Palabras clave: Ciclo de políticas; Relaciones étnico-raciales; Práctica pedagógica; Recontextualización

Introdução

O presente trabalho constitui-se um recorte da pesquisa de mestrado Práticas das Políticas Curriculares sobre as Relações Étnico-Raciais no Instituto Federal Baiano - Campus Guanambi (SANTOS, 2018) e apresenta uma discussão a respeito de como se recontextualizam as políticas curriculares para educação das relações étnico-raciais para o Ensino Médio, Técnico e Tecnológico do IF Baiano campus Guanambi, do contexto da influência ao contexto da prática.1 Neste estudo, tomamos como objeto de pesquisa a manifestação das políticas curriculares para as relações étnico-raciais nas práticas pedagógicas. Para tanto, nos orientamos pelos referenciais do conceito de recontextualização de Basil Bernstein (1996), pelos estudos de Ball e Bowe (1992) e Ball (1997, 1998), e nos apropriamos dos conhecimentos produzidos sobre o ciclo de políticas e, também, os estudos no campo do currículo e das relações étnico-raciais.

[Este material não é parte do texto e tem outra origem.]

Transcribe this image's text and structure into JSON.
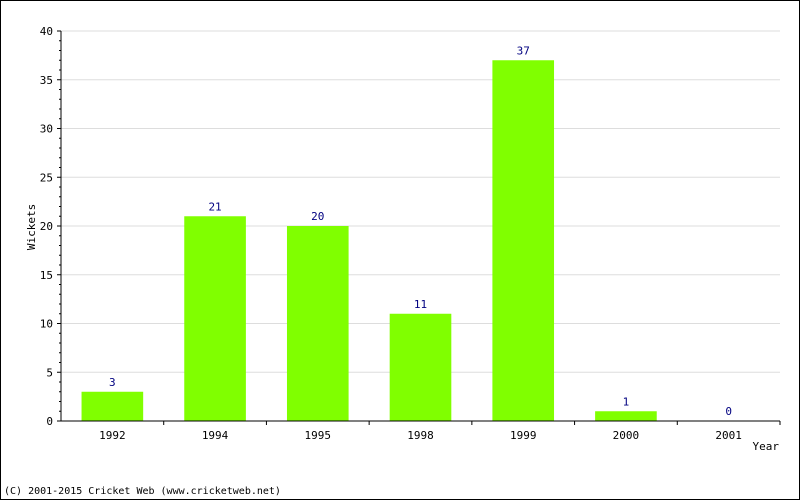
{
  "chart_data": {
    "type": "bar",
    "categories": [
      "1992",
      "1994",
      "1995",
      "1998",
      "1999",
      "2000",
      "2001"
    ],
    "values": [
      3,
      21,
      20,
      11,
      37,
      1,
      0
    ],
    "data_labels": [
      "3",
      "21",
      "20",
      "11",
      "37",
      "1",
      "0"
    ],
    "xlabel": "Year",
    "ylabel": "Wickets",
    "ylim": [
      0,
      40
    ],
    "yticks": [
      0,
      5,
      10,
      15,
      20,
      25,
      30,
      35,
      40
    ],
    "grid": true,
    "bar_color": "#80ff00",
    "grid_color": "#dddddd",
    "data_label_color": "#000080"
  },
  "footer": {
    "copyright": "(C) 2001-2015 Cricket Web (www.cricketweb.net)"
  }
}
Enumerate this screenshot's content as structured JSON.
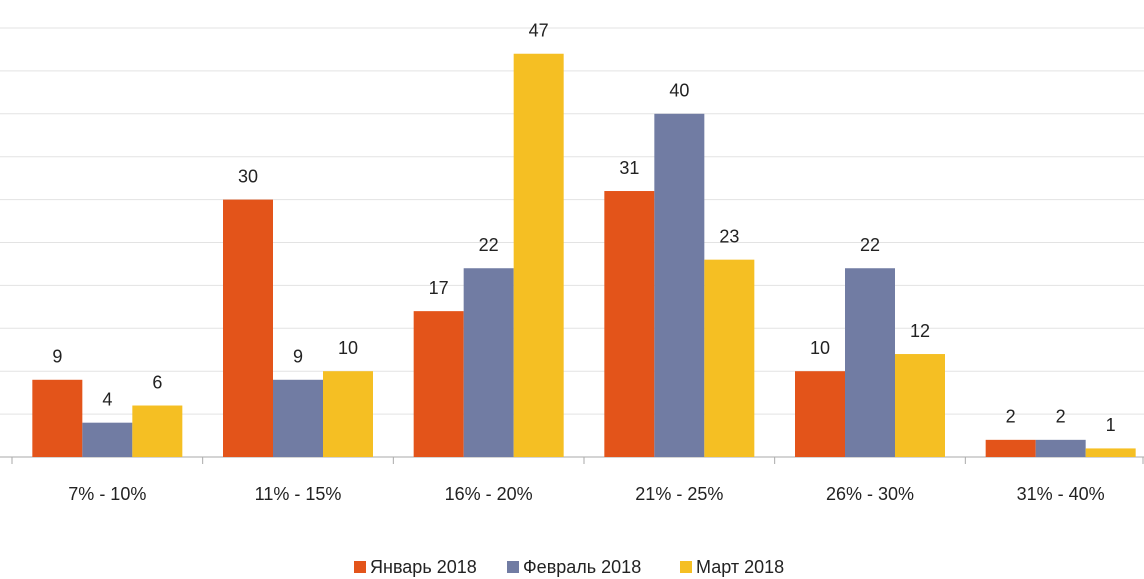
{
  "chart_data": {
    "type": "bar",
    "categories": [
      "7% - 10%",
      "11% - 15%",
      "16% - 20%",
      "21% - 25%",
      "26% - 30%",
      "31% - 40%"
    ],
    "series": [
      {
        "name": "Январь 2018",
        "color": "#e3541a",
        "values": [
          9,
          30,
          17,
          31,
          10,
          2
        ]
      },
      {
        "name": "Февраль 2018",
        "color": "#717ca3",
        "values": [
          4,
          9,
          22,
          40,
          22,
          2
        ]
      },
      {
        "name": "Март 2018",
        "color": "#f5bf23",
        "values": [
          6,
          10,
          47,
          23,
          12,
          1
        ]
      }
    ],
    "ylim": [
      0,
      50
    ],
    "yticks": [
      0,
      5,
      10,
      15,
      20,
      25,
      30,
      35,
      40,
      45,
      50
    ],
    "grid": true,
    "legend": "bottom"
  }
}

O conceito de recontextualização de Bernstein (1996) defende que o discurso pedagógico não é um discurso em si, mas um princípio de recontextualização que se apropria de outros discursos e os realocam de acordo sua própria lógica de ordenamento. Bernstein (1996) identifica a presença de dois campos recontextualizadores pedagógicos: o oficial e o não oficial. Nesta pesquisa, acessamos o campo oficial por meio dos documentos: Lei nº 10.639/03 (BRASIL, 2003), Diretrizes Curriculares Nacionais para a Educação das Relações Étnico-Racial e para o Ensino de História e Cultura Afro-Brasileira e Africana (BRASIL, 2004a), Parecer CNE/CP nº 3 (BRASIL, 2004b), Plano de Desenvolvimento Institucional 2015-2019 do Instituto Federal Baiano (INSTITUTO FEDERAL BAIANO, 2014) e Projeto Político Pedagógico da referida escola (INSTITUTO FEDERAL BAIANO, 2016), com o objetivo de apreendermos como o discurso pedagógico para a educação das relações étnico-raciais é produzido nesses documentos. No campo não oficial (práticas, conteúdos), buscamos perceber “o que” está sendo dito, “como” está sendo dito, a forma de transmissão e recontextualização dos documentos oficiais, por meio de entrevista com professores de Arte, Língua Portuguesa e História.2

Além disso, ao compreendermos como as políticas são pensadas e colocadas em prática, utilizamos como terreno heurístico a abordagem do ciclo de políticas de Ball (1994a). Segundo este autor, os textos políticos são o resultado de uma série de negociações, de múltiplas influências e intenções. Em seu processo de construção, algumas vozes são legitimadas e ouvidas, e outras, obviamente, ficam de fora, mesmo que circunstancialmente. Segundo Ball (1994a), o contexto de produção de textos é a arena de elaboração da política em que sujeitos disputam por legitimar visões particulares de currículo nos documentos. Este contexto foi acessado por meio de análise documental e confrontado com os relatos das professoras entrevistadas. Destarte, foi possível perceber, ao longo do desenvolvimento da pesquisa, como se efetiva, no cotidiano escolar, por meio da prática pedagógica das professoras, o processo de recontextualização das propostas curriculares para educação das relações étnico-raciais.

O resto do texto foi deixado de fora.